A tomografia computadorizada tem papel importante para definição do tratamento cirúrgico. Através deste exame podemos avaliar a morfologia da tróclea femoral, a inclinação patelar, desvios rotacionais do fêmur e tíbia, além de mensurar a distância do centro da tróclea femoral a inserção do tendão patelar (TA-GT). Na ressonância magnética observamos o ligamento patelo femoral medial e outras lesões associadas (osteocartilaginosas, meniscais, ósseas ou ligamentares).
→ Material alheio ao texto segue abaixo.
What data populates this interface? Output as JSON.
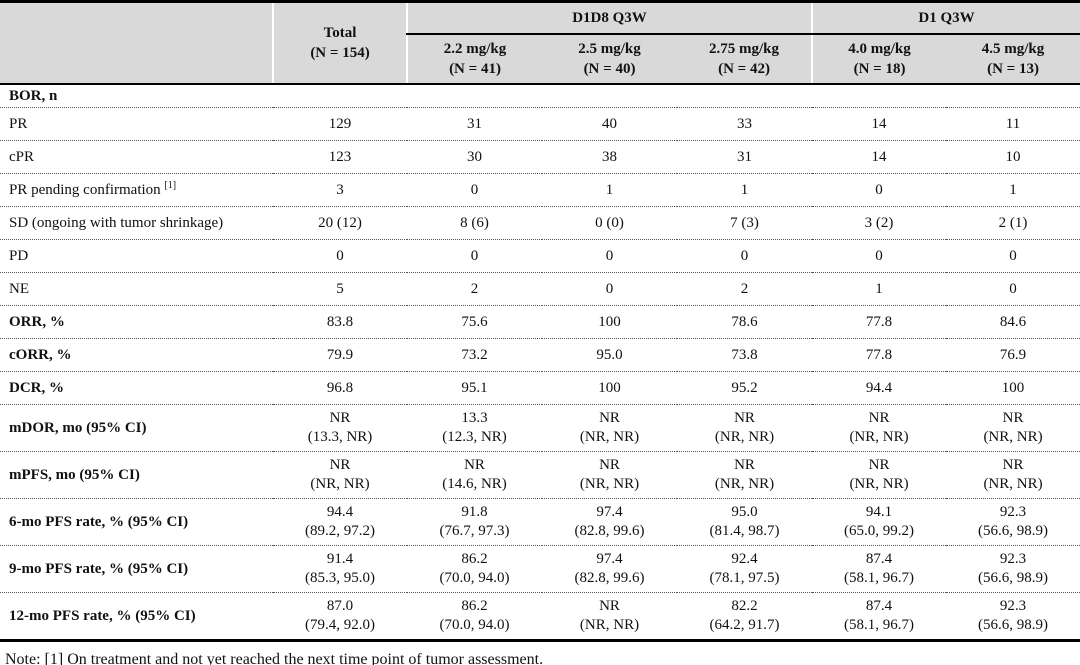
{
  "table": {
    "header": {
      "total": {
        "line1": "Total",
        "line2": "(N = 154)"
      },
      "groups": [
        {
          "label": "D1D8 Q3W",
          "columns": [
            {
              "dose": "2.2 mg/kg",
              "n": "(N = 41)"
            },
            {
              "dose": "2.5 mg/kg",
              "n": "(N = 40)"
            },
            {
              "dose": "2.75 mg/kg",
              "n": "(N = 42)"
            }
          ]
        },
        {
          "label": "D1 Q3W",
          "columns": [
            {
              "dose": "4.0 mg/kg",
              "n": "(N = 18)"
            },
            {
              "dose": "4.5 mg/kg",
              "n": "(N = 13)"
            }
          ]
        }
      ]
    },
    "rows": [
      {
        "label": "BOR, n",
        "bold": true,
        "indent": 0,
        "values": [
          "",
          "",
          "",
          "",
          "",
          ""
        ]
      },
      {
        "label": "PR",
        "bold": false,
        "indent": 1,
        "values": [
          "129",
          "31",
          "40",
          "33",
          "14",
          "11"
        ]
      },
      {
        "label": "cPR",
        "bold": false,
        "indent": 2,
        "values": [
          "123",
          "30",
          "38",
          "31",
          "14",
          "10"
        ]
      },
      {
        "label": "PR pending confirmation",
        "sup": "[1]",
        "bold": false,
        "indent": 2,
        "values": [
          "3",
          "0",
          "1",
          "1",
          "0",
          "1"
        ]
      },
      {
        "label": "SD (ongoing with tumor shrinkage)",
        "bold": false,
        "indent": 1,
        "values": [
          "20 (12)",
          "8 (6)",
          "0 (0)",
          "7 (3)",
          "3 (2)",
          "2 (1)"
        ]
      },
      {
        "label": "PD",
        "bold": false,
        "indent": 1,
        "values": [
          "0",
          "0",
          "0",
          "0",
          "0",
          "0"
        ]
      },
      {
        "label": "NE",
        "bold": false,
        "indent": 1,
        "values": [
          "5",
          "2",
          "0",
          "2",
          "1",
          "0"
        ]
      },
      {
        "label": "ORR, %",
        "bold": true,
        "indent": 0,
        "values": [
          "83.8",
          "75.6",
          "100",
          "78.6",
          "77.8",
          "84.6"
        ]
      },
      {
        "label": "cORR, %",
        "bold": true,
        "indent": 0,
        "values": [
          "79.9",
          "73.2",
          "95.0",
          "73.8",
          "77.8",
          "76.9"
        ]
      },
      {
        "label": "DCR, %",
        "bold": true,
        "indent": 0,
        "values": [
          "96.8",
          "95.1",
          "100",
          "95.2",
          "94.4",
          "100"
        ]
      },
      {
        "label": "mDOR, mo (95% CI)",
        "bold": true,
        "indent": 0,
        "values": [
          [
            "NR",
            "(13.3, NR)"
          ],
          [
            "13.3",
            "(12.3, NR)"
          ],
          [
            "NR",
            "(NR, NR)"
          ],
          [
            "NR",
            "(NR, NR)"
          ],
          [
            "NR",
            "(NR, NR)"
          ],
          [
            "NR",
            "(NR, NR)"
          ]
        ]
      },
      {
        "label": "mPFS, mo (95% CI)",
        "bold": true,
        "indent": 0,
        "values": [
          [
            "NR",
            "(NR, NR)"
          ],
          [
            "NR",
            "(14.6, NR)"
          ],
          [
            "NR",
            "(NR, NR)"
          ],
          [
            "NR",
            "(NR, NR)"
          ],
          [
            "NR",
            "(NR, NR)"
          ],
          [
            "NR",
            "(NR, NR)"
          ]
        ]
      },
      {
        "label": "6-mo PFS rate, % (95% CI)",
        "bold": true,
        "indent": 0,
        "values": [
          [
            "94.4",
            "(89.2, 97.2)"
          ],
          [
            "91.8",
            "(76.7, 97.3)"
          ],
          [
            "97.4",
            "(82.8, 99.6)"
          ],
          [
            "95.0",
            "(81.4, 98.7)"
          ],
          [
            "94.1",
            "(65.0, 99.2)"
          ],
          [
            "92.3",
            "(56.6, 98.9)"
          ]
        ]
      },
      {
        "label": "9-mo PFS rate, % (95% CI)",
        "bold": true,
        "indent": 0,
        "values": [
          [
            "91.4",
            "(85.3, 95.0)"
          ],
          [
            "86.2",
            "(70.0, 94.0)"
          ],
          [
            "97.4",
            "(82.8, 99.6)"
          ],
          [
            "92.4",
            "(78.1, 97.5)"
          ],
          [
            "87.4",
            "(58.1, 96.7)"
          ],
          [
            "92.3",
            "(56.6, 98.9)"
          ]
        ]
      },
      {
        "label": "12-mo PFS rate, % (95% CI)",
        "bold": true,
        "indent": 0,
        "values": [
          [
            "87.0",
            "(79.4, 92.0)"
          ],
          [
            "86.2",
            "(70.0, 94.0)"
          ],
          [
            "NR",
            "(NR, NR)"
          ],
          [
            "82.2",
            "(64.2, 91.7)"
          ],
          [
            "87.4",
            "(58.1, 96.7)"
          ],
          [
            "92.3",
            "(56.6, 98.9)"
          ]
        ]
      }
    ]
  },
  "note": "Note: [1] On treatment and not yet reached the next time point of tumor assessment.",
  "colors": {
    "header_bg": "#d9d9d9",
    "border": "#000000",
    "row_divider": "#555555"
  }
}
Dentre as opções de tratamento cirúrgico a mais realizada atualmente é a reconstrução do ligamento patelofemoral medial. Esta estrutura localiza-se na face medial do joelho, estendendo-se do quadrante súpero-medial da patela até a região póstero-medial do fêmur distal. Tem como principal função evitar a lateralização de patela durante a flexão do joelho. Caso não existam alterações significativas na anatomia óssea, a reconstrução deste ligamento apenas será suficiente para prevenir novos episódios de luxação. Dispomos de diversas técnicas para refazê-lo, porém, a mais utilizada requer a utilização de enxerto do tendão semitendíneo. Nesta, retiramos o tendão localizado na tíbia proximal, depois o mesmo é fixado na face medial da patela com duas âncoras ósseas. Então, é passado através de um túnel ósseo perfurado no fêmur distal e fixado com um parafuso de interferência. O período pós-operatório é de cerca de quarenta e cinco dias, sendo que utilizamos imobilização por 3 semanas.

Reconstrução do ligamento patelofemoral medial.

Em casos com lateralização excessiva da inserção do tendão patelar (TA-GT superior a 20mm) está indicada a medialização da tuberosidade anterior da tíbia. Neste procedimento, realiza-se uma osteotomia longitudinal na inserção do tendão patelar seguida de deslocamento medial e fixação com parafusos corticais. O principal objetivo é diminuir o índice TA-GT para em torno de 10-12mm.A osteotomia da tuberosidade anterior de tíbia também pode ser utilizada para correção da altura patelar,em situações com índice Caton-Dechamps superior a 1,2 pode-se proceder com a distalização do tendão patelar.

Osteotomia de medialização da tuberosidade anterior da tíbia.

Outra opção é a trocleoplastia, realizada em pacientes com displasia significativa de tróclea femoral. Entretanto, é um procedimento pouco utilizado devido aos resultados incertos, principalmente devido ao risco de danos a cartilagem articular.